Online Gambling Revenue: A Key To Pennsylvania’s Budget Lock
Facing a potential $1.2 to $2 billion budget shortfall, which led to the state’s credit rating being downgraded, Pennsylvania needs to make some significant changes to its budget. The status quo means no property tax relief and schools remaining underfunded.
One problem is that the governor and the legislature are miles apart when it comes to potential solutions, and the budget is ostensibly due next week.
Online gambling and several other gaming reforms are seen as a potential compromise/jumping off point between the proposals put forth by the state’s Democratic Governor Tom Wolf and the largely Republican legislature.
Wolf is pushing for the implementation of the tax overhaul plan that won him the governorship in 2014, while the legislature is of the opinion the state’s budget hole can be plugged through existing revenue channels.
One of those channels is gaming reform and expansion, which seems to be the cornerstone of the legislature’s plan.
Proposed gaming reforms
The legislature is exploring the following gaming reforms:
- Online gambling expansion.
- Removing membership restrictions on Category 3 casinos.
- Allowing slot machines at OTB locations.
- Allowing liquor service 24/7.
Other than point four, the state’s casinos are split to varying degrees on all of these issues.
Online gambling in PA
This proposal is the most widely supported, with eleven of the state’s twelve casinos on the record as being in favor of online gaming expansion.
The lone voice of opposition is unsurprisingly Sands Bethlehem, the casino property owned by anti-online gambling crusader Sheldon Adelson’s Las Vegas Sands.
However, there isn’t a consensus among the eleven casinos, as Parx is not quite on the same page as the rest of the pro-online gaming crowd. T
he politically powerful casino is pushing for a more conservative rollout of iGaming, including requiring players to register in-person at one of the state’s brick and mortar casinos, something that would all but kill the industry before it even got off the ground.
There is also the not-so-small problem of reaching an agreement on a tax rate. The Senate (SB 900) is calling for a tax rate of 54%; casinos would like to see that lowered to at least 15%.
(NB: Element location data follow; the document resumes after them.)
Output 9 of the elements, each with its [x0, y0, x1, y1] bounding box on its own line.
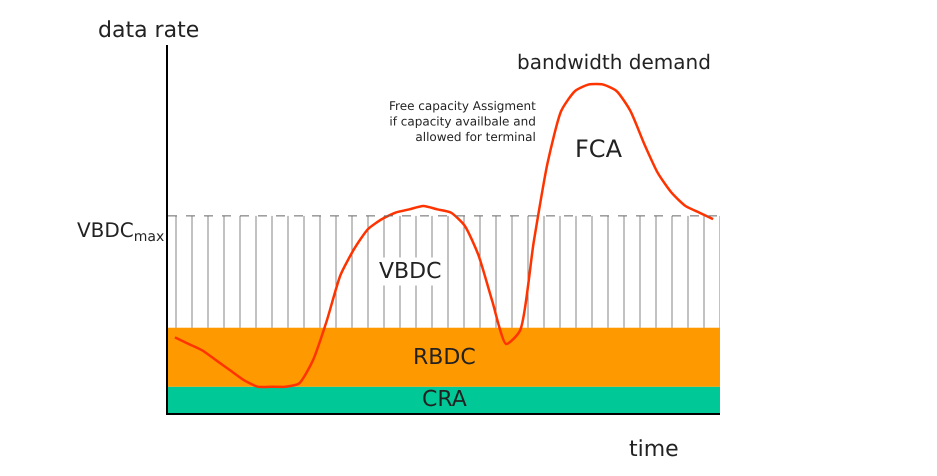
annotation: FCA — [575, 135, 623, 163]
annotation: Free capacity Assigment if capacity availbale and allowed for terminal — [389, 99, 536, 144]
y-axis-title: data rate — [98, 18, 200, 43]
band-label: RBDC — [413, 345, 476, 370]
band-label: CRA — [422, 387, 467, 412]
band-label: VBDC — [379, 259, 442, 284]
series-label: bandwidth demand — [517, 50, 711, 74]
x-axis-title: time — [629, 437, 679, 462]
ref-line-label: VBDC$_{max}$ — [77, 218, 164, 246]
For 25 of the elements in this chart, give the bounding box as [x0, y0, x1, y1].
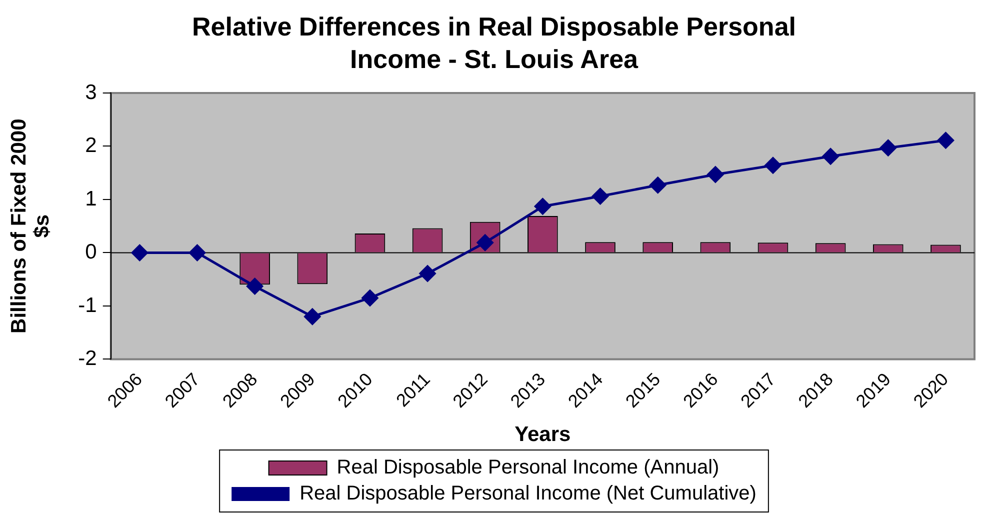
point	[188, 244, 206, 261]
legend-label: Real Disposable Personal Income (Net Cumulative)	[300, 482, 756, 505]
x-axis-title: Years	[514, 423, 571, 446]
legend-label: Real Disposable Personal Income (Annual)	[336, 456, 720, 479]
y-tick-label: 0	[85, 240, 97, 264]
y-tick-label: 2	[85, 134, 97, 158]
y-tick-label: -1	[78, 294, 97, 317]
chart-title: Relative Differences in Real Disposable Personal Income - St. Louis Area	[192, 11, 796, 74]
y-tick-label: 1	[85, 187, 97, 210]
point	[419, 265, 436, 282]
point	[246, 278, 264, 295]
point	[592, 188, 609, 205]
point	[304, 308, 321, 325]
point	[880, 140, 896, 156]
point	[764, 157, 782, 174]
point	[707, 166, 724, 183]
y-tick-label: 3	[85, 80, 97, 104]
point	[362, 290, 378, 306]
point	[131, 244, 148, 261]
y-tick-label: -2	[78, 347, 97, 370]
point	[822, 148, 839, 165]
point	[534, 198, 551, 215]
y-axis-title: Billions of Fixed 2000 $s	[7, 118, 54, 334]
point	[937, 132, 954, 149]
point	[650, 176, 666, 194]
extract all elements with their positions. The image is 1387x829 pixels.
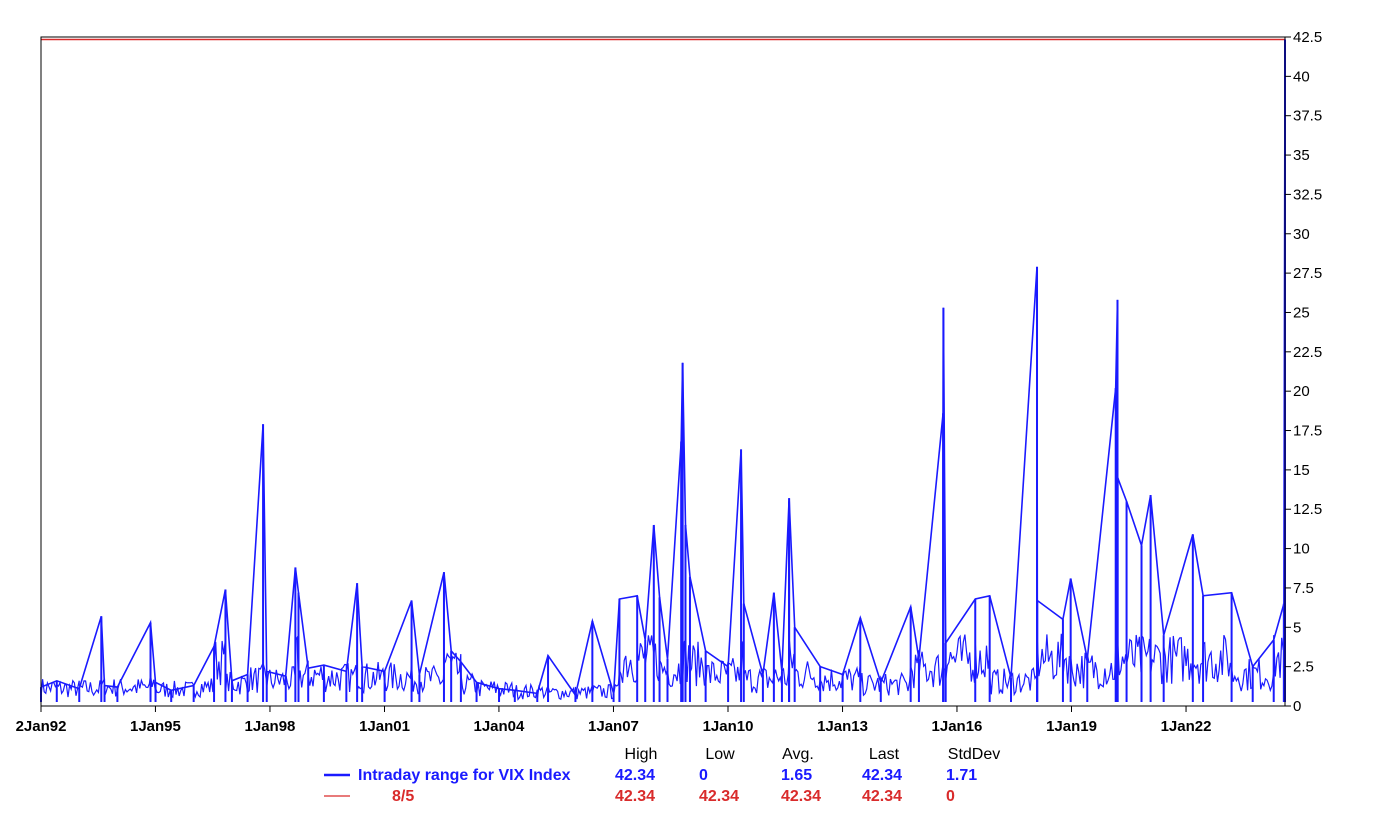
y-tick-label: 12.5 (1293, 501, 1322, 518)
y-tick-label: 5 (1293, 619, 1301, 636)
x-tick-label: 1Jan10 (703, 718, 754, 735)
y-tick-label: 25 (1293, 304, 1310, 321)
stats-header: Avg. (782, 746, 814, 763)
x-tick-label: 1Jan13 (817, 718, 868, 735)
legend-label-8-5: 8/5 (392, 788, 414, 805)
y-tick-label: 20 (1293, 383, 1310, 400)
x-tick-label: 1Jan19 (1046, 718, 1097, 735)
y-tick-label: 37.5 (1293, 108, 1322, 125)
legend-label-vix: Intraday range for VIX Index (358, 767, 571, 784)
stats-value: 1.65 (781, 767, 812, 784)
y-tick-label: 22.5 (1293, 344, 1322, 361)
stats-value: 1.71 (946, 767, 977, 784)
y-tick-label: 30 (1293, 226, 1310, 243)
y-tick-label: 40 (1293, 68, 1310, 85)
x-axis: 2Jan92 1Jan95 1Jan98 1Jan01 1Jan04 1Jan07 1Jan… (16, 706, 1212, 735)
stats-value: 0 (699, 767, 708, 784)
y-tick-label: 10 (1293, 541, 1310, 558)
x-tick-label: 1Jan22 (1161, 718, 1212, 735)
y-tick-label: 42.5 (1293, 29, 1322, 46)
stats-header: Low (705, 746, 735, 763)
stats-value: 42.34 (615, 788, 655, 805)
y-tick-label: 2.5 (1293, 659, 1314, 676)
x-tick-label: 1Jan95 (130, 718, 181, 735)
x-tick-label: 1Jan04 (473, 718, 525, 735)
stats-value: 42.34 (781, 788, 821, 805)
stats-value: 42.34 (615, 767, 655, 784)
stats-header: StdDev (948, 746, 1000, 763)
plot-frame (40, 36, 1286, 707)
stats-value: 42.34 (699, 788, 739, 805)
y-axis: 0 2.5 5 7.5 10 12.5 15 17.5 20 22.5 25 27.5 30 32.5 35… (1285, 29, 1322, 715)
x-tick-label: 1Jan07 (588, 718, 639, 735)
series-line-vix-noise (40, 633, 1285, 701)
stats-header: Last (869, 746, 900, 763)
y-tick-label: 17.5 (1293, 423, 1322, 440)
x-tick-label: 1Jan01 (359, 718, 410, 735)
stats-header: High (625, 746, 658, 763)
stats-value: 42.34 (862, 788, 902, 805)
y-tick-label: 27.5 (1293, 265, 1322, 282)
stats-value: 42.34 (862, 767, 902, 784)
legend: High Low Avg. Last StdDev Intraday range for … (324, 746, 1000, 805)
x-tick-label: 2Jan92 (16, 718, 67, 735)
y-tick-label: 15 (1293, 462, 1310, 479)
series-line-vix (40, 39, 1286, 697)
y-tick-label: 32.5 (1293, 186, 1322, 203)
y-tick-label: 35 (1293, 147, 1310, 164)
y-tick-label: 7.5 (1293, 580, 1314, 597)
y-tick-label: 0 (1293, 698, 1301, 715)
stats-value: 0 (946, 788, 955, 805)
x-tick-label: 1Jan16 (932, 718, 983, 735)
x-tick-label: 1Jan98 (245, 718, 296, 735)
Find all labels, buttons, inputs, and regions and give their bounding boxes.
Representative John Payne’s HB 649 calls for a tax rate of 14%.
Membership restrictions
As was reported in GamblingCompliance, seven of the state’s twelve casinos sent a letter to the legislature in which they collectively said they approve of the Senate’s proposal that would remove the membership fee requirement currently needed to enter one of the state’s two Category 3 casino.
In addition to the Category 3 casinos (Nemacolin and Valley Forge) the letter was also signed by SugarHouse, Rivers, Harrah’s Philadelphia, Presque Isle, and Mt Airy.
The state wants $5 million for this privilege, while the letter calls for the fee to be reduced to just $1 million.
Slots at OTB parlors
This appears to be the most contentious issue being considered, as it would be a boon for some of Pennsylvania’s Category 1 racinos.
The cost to add slots at an OTB parlor is a hefty $5 million per location, and the state would tax them at a rate of 54%.
The coalition of seven casinos mentioned above was also united on this front, opposing the addition of slot machines at bars, taverns, and OTB parlors.
Other revenue options
If gaming reforms aren’t included in the state’s budget where will the money come from?
It depends on who you ask.
Wolf’s proposals
The main aspect of Governor Wolf’s budget proposal calls for an overhaul of the state income tax code to create a more progressive tax rate. Wolf is also pushing for tax increases on banks, retail sales, and tobacco, as well as a new – and sizable – tax on natural gas production in the state.
It will be a tall task to talk the Governor out of his tax proposals, considering he ousted former Governor Tom Corbett running on these very issues as the solution to the state’s high property taxes and underfunded schools.
Wolf has also stated that while he’s open to gambling reforms, he wouldn’t consider a straight up exchange of one of his proposals for online gaming.
“There is no revenue estimate that we have seen that would cause us to replace anything in the governor’s budget with it,” Wolf spokesman Jeff Sheridan told the Washington Times earlier this month.
The legislature’s proposals
The legislature has proposed a number of plans to help close the budget deficit, from the aforementioned gaming reforms, to privatizing liquor distribution in the state, to overhauling the pensions of state workers.
The legislature would like to solve the problem without raising taxes, or at least limiting these increases as much as possible.
Upshot
While gaming expansion can often be a hot button issue – and a vote many legislators would rather not have to make – there are other issues that are even more controversial.
When the option is gaming expansion or cutting retirement benefits for state employees or raising taxes on residents and businesses, voting for gaming expansion doesn’t seem all that bad.
This is especially true when the alternative is a massive budget deficit that will likely lead to underfunded schools and rising property taxes.